Matemática no ensino secundário vai mudar em setembro de 2024

Mudanças na Matemática do secundário vão entrar em vigor em 2024 e, a manterem-se propostas que entraram hoje em discussão pública, no 10.º ano os alunos dos diferentes cursos terão um “primeiro período de aulas muito semelhante”.

Matemática no ensino secundário vai mudar em setembro de 2024

Matemática no ensino secundário vai mudar em setembro de 2024

Mudanças na Matemática do secundário vão entrar em vigor em 2024 e, a manterem-se propostas que entraram hoje em discussão pública, no 10.º ano os alunos dos diferentes cursos terão um “primeiro período de aulas muito semelhante”.

As diferenças entre as “quatro matemáticas” que existem atualmente — para os cursos de ciências, humanidades, artes e cursos profissionais — vão esbater-se no início do secundário, caso se mantenham as propostas de revisão das Aprendizagens Essenciais de Matemática.

A informação foi avançada aos jornalistas por Jaime Carvalho Silva, coordenador do grupo de trabalho responsável pelas propostas sobre o que devem ser as Aprendizagens Essenciais no 10.º, 11.º e 12.º anos e no ensino profissional.

“Infelizmente, a Matemática por vezes condiciona muitas das escolhas dos estudantes” no momento de escolher a área a seguir no ensino secundário, disse.

Para contrariar a fuga de alunos chegou a ser considerada a hipótese de a Matemática do 10.º ano ser igual para todas os cursos, mas a ideia caiu.

“Há apenas 1/3 do ano que é praticamente comum”, explicou Jaime Carvalho Silva, acrescentando que “o primeiro período é muito semelhante”.

Segundo o ministro da Educação, João Costa, que participou na conferência de imprensa de apresentação das Aprendizagens Essenciais de Matemática, a versão final do documento só estará pronta “no final deste ano” e o diploma “será homologado ainda este ano civil”.

A consulta pública termina em 15 de setembro e depois, durante dois meses, o grupo de trabalho responsável pelas propostas “irá analisar tudo o que for feito”, disse Jaime Carvalho da Silva.
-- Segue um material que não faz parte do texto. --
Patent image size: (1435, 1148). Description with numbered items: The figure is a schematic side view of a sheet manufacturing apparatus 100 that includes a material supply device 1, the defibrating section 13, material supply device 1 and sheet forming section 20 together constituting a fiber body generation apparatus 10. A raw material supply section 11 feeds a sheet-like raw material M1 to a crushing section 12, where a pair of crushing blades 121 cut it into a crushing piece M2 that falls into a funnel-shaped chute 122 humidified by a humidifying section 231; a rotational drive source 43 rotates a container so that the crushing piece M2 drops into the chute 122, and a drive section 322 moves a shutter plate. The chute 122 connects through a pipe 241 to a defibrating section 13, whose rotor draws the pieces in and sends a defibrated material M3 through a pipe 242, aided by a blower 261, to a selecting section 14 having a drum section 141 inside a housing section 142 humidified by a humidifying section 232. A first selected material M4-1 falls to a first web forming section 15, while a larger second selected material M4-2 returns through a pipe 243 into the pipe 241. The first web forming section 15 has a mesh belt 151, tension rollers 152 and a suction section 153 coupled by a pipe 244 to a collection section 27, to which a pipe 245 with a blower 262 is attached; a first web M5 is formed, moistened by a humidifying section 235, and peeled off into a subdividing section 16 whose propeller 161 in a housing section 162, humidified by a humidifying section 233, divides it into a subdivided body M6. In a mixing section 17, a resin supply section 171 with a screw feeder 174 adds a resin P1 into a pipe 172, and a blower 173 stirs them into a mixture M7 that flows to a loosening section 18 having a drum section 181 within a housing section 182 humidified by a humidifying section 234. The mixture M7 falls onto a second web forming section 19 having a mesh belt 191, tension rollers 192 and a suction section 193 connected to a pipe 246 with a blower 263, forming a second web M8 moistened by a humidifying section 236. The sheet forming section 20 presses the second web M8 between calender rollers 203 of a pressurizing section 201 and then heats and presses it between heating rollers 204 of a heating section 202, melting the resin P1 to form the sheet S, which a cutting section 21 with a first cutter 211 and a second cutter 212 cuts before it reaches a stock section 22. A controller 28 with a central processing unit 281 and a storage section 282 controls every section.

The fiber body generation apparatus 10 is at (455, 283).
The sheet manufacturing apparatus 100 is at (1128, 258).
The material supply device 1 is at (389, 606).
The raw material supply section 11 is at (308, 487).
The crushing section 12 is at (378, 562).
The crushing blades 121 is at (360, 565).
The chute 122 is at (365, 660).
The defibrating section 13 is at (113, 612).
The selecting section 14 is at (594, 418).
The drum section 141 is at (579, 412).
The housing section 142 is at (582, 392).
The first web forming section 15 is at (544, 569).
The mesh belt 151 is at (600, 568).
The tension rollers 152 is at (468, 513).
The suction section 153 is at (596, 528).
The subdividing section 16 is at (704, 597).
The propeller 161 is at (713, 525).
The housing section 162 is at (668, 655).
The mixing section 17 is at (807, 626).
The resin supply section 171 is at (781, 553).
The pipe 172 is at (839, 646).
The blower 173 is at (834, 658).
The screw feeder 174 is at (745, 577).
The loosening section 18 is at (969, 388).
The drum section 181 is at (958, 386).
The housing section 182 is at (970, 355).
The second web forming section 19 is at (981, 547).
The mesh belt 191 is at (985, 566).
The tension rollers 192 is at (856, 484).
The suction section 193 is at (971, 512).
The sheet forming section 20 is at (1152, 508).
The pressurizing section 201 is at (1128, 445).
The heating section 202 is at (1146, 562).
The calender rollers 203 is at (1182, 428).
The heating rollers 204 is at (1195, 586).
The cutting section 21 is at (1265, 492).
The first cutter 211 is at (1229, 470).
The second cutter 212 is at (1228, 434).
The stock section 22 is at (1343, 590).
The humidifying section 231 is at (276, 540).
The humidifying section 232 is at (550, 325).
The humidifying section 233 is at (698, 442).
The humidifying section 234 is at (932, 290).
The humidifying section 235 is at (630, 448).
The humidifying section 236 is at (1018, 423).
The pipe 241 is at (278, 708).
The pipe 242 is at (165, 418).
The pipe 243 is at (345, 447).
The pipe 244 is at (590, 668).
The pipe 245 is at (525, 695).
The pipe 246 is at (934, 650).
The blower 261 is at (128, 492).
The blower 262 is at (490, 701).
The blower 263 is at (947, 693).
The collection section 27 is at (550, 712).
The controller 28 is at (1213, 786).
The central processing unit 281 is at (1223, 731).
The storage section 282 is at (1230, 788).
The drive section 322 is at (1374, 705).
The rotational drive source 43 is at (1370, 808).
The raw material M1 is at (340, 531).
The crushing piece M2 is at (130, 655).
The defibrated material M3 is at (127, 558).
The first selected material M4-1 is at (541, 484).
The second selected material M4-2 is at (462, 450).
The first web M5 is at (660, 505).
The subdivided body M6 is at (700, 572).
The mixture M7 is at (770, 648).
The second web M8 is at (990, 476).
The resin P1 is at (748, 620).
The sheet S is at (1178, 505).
No calendário está também a formação de professores: “Foi tudo pensado desde o primeiro momento”, garantiu hoje João Costa a jornalistas, acrescentando que em setembro arranca a formação das Aprendizagens Essenciais no ensino básico e, logo depois, será a vez do ensino secundário.

Jaime Carvalho da Silva explicou que estas propostas tentam trazer um “equilíbrio entre aplicações visíveis de Matemática, mas também vão resgatar um pouco da matemática clássica”.

O grupo de trabalho defende mudanças tais como ser uma disciplina “para todos”, que os alunos consigam utilizar no seu dia-a-dia.

Entre as propostas do grupo de trabalho, composto por matemáticos, professores e especialistas em educação, surge a ideia de uma “Matemática para todos”, onde os “formalismos e os níveis de abstração excessivos deverão ser evitados”.

Outra das “ideias inovadoras do currículo” é o de as escolas terem uma “Matemática para a cidadania”, até porque os alunos devem ter “ferramentas de análise dos processos sociais que estão na base do exercício de uma cidadania ativa”.

As aprendizagens essenciais deverão introduzir temas como “modelos e processos eleitorais” e “análise de modelos financeiros”, assim como valorizar o desenvolvimento da “literacia estatística”.

Sobre a literacia financeira, os autores da proposta salientam a importância de os alunos serem capazes de usar a matemática em matérias como os salários, impostos, descontos ou promoções.

“Valorizar o pensamento computacional” é outra das “ideias inovadoras do currículo”.

“A Matemática é a disciplina que mais recursos consome”, disse João Costa, lembrando que é a que tem mais horas semanais de aulas e mais horas de apoios e que “persiste em ser a disciplina com mais insucesso”.

A entrada em vigor será feita de “forma progressiva”, primeiro com os alunos do 10.º ano, depois com os do 11.º e finalmente com os do 12.º, disse João Costa.

O trabalho de revisão da disciplina começou há seis anos, quando mais de 1/3 dos alunos chumbava a Matemática e muitos deixavam de seguir cursos de Ciências e Tecnologia e Ciências Socioeconómicas por causa da Matemática.

Jaime Carvalho da Silva acrescentou que o grupo de trabalho não apresentou alterações para a Matemática Aplicada às Ciências Sociais (MACS), que é destinada aos alunos do curso de Línguas e Humanidades.

O coordenador admitiu que a sua “bandeira” é que todos os alunos tenham Matemática no secundário.